I searched for a few minutes and didn't see an obvious one online, so i ended up implementing one myself. It's a little brute-force, but it works pretty well in my testing... both for the unit test I submitted above, and in the 3rd party software through which I became acquainted with metadata-extractor. I just added a couple of private static methods on class TagDescriptor that implement detection of little endian text, and changed a couple lines to invoke that code when necessary. I would be happy to submit a pull request if you're interested.

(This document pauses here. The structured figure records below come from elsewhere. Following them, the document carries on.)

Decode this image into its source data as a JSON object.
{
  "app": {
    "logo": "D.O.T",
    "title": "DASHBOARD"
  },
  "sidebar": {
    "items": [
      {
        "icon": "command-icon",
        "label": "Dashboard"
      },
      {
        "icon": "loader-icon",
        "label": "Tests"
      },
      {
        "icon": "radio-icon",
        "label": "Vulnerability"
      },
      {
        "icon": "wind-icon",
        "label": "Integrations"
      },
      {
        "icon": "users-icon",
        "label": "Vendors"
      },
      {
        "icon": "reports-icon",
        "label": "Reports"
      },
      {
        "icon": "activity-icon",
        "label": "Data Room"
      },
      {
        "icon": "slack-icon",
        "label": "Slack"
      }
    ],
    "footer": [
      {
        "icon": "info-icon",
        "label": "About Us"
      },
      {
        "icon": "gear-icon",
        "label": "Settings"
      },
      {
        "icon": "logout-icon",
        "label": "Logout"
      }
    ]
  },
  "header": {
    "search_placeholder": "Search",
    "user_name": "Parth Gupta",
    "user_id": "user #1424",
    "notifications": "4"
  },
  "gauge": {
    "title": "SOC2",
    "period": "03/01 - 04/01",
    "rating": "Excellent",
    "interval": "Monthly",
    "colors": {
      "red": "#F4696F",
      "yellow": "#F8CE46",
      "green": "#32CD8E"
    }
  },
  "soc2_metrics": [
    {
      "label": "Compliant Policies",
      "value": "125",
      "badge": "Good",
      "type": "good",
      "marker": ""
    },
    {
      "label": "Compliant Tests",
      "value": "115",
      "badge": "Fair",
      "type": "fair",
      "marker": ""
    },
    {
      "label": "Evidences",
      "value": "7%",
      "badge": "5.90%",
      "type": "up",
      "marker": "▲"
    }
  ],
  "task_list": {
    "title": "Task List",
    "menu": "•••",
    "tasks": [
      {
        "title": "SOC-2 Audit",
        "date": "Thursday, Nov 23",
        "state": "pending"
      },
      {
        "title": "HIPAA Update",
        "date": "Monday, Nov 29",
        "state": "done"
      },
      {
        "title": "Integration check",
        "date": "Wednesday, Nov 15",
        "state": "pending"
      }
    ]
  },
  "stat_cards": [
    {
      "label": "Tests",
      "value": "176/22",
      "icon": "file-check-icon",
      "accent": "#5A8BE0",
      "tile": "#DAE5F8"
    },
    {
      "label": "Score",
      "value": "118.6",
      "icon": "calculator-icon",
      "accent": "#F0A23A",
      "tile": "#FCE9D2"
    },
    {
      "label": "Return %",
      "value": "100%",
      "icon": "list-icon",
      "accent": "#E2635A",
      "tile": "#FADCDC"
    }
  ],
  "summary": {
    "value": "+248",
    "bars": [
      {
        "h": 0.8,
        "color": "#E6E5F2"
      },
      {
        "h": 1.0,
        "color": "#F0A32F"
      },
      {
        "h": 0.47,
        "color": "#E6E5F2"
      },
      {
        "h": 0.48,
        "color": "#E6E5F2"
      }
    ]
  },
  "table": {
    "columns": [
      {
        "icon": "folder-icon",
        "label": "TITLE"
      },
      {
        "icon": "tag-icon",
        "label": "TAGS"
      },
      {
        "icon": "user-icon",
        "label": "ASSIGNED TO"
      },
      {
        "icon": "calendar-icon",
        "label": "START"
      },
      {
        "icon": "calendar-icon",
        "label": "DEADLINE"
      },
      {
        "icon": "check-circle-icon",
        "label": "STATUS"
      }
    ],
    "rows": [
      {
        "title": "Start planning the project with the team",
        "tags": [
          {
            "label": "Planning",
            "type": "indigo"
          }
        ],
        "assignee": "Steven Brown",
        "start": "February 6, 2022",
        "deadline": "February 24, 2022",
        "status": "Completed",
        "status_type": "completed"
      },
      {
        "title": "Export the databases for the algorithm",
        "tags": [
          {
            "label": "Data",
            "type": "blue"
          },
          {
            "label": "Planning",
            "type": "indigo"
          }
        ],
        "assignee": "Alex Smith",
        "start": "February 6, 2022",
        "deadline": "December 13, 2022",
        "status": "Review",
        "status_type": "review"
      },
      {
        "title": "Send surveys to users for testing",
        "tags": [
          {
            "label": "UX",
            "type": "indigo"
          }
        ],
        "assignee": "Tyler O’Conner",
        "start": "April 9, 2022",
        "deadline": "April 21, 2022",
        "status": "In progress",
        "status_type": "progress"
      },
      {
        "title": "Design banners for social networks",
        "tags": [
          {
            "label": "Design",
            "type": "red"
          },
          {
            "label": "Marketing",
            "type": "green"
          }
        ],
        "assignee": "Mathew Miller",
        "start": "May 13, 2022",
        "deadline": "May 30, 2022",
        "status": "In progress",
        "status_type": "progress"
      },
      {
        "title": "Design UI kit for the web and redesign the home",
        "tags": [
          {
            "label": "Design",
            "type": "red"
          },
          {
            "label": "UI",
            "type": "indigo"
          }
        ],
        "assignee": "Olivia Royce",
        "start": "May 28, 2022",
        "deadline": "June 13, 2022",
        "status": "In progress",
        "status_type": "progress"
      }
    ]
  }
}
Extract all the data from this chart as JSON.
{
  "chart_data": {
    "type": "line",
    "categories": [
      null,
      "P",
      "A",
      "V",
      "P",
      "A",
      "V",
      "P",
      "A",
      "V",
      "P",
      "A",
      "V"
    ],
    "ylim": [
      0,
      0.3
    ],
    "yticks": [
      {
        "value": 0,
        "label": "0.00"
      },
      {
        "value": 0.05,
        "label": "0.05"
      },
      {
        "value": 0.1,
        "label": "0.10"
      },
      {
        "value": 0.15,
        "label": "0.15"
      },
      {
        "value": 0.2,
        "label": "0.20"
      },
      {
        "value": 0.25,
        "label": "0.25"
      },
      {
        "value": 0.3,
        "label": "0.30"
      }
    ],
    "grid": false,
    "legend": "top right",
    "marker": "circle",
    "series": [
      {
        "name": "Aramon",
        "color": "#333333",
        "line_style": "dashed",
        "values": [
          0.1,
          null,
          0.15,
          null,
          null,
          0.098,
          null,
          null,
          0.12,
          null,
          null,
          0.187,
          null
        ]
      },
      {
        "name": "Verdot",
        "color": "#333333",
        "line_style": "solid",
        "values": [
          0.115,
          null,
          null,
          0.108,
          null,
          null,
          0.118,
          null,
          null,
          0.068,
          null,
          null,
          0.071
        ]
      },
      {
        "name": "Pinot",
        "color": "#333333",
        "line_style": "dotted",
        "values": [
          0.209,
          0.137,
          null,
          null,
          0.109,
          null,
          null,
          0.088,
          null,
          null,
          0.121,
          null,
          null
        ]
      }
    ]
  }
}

at TagDescriptor.cs line 363:
var idCode = Encoding.UTF8.GetString(commentBytes, 0, 8).TrimEnd('\0', ' ');
if (idCode == "UNICODE" && DetectLittleEndian(commentBytes, 8))
{
encodingMap["UNICODE"] = Encoding.Unicode; // swap for little endian insead
}
if (encodingMap.TryGetValue(idCode, out var encoding))
{
It has been awhile but I remember looking at moving the decoding of the tags that use the GetEncodedTextDescription method from the Descriptors to the CustomProcessTag method in the ExifTiffHandler:
It would be a fairly simple fix.
These tags currently use the GetEncodedTextDescription method:
ExifDirectoryBase.TagUserComment,
GpsDirectory.TagProcessingMethod,
GpsDirectory.TagAreaInformation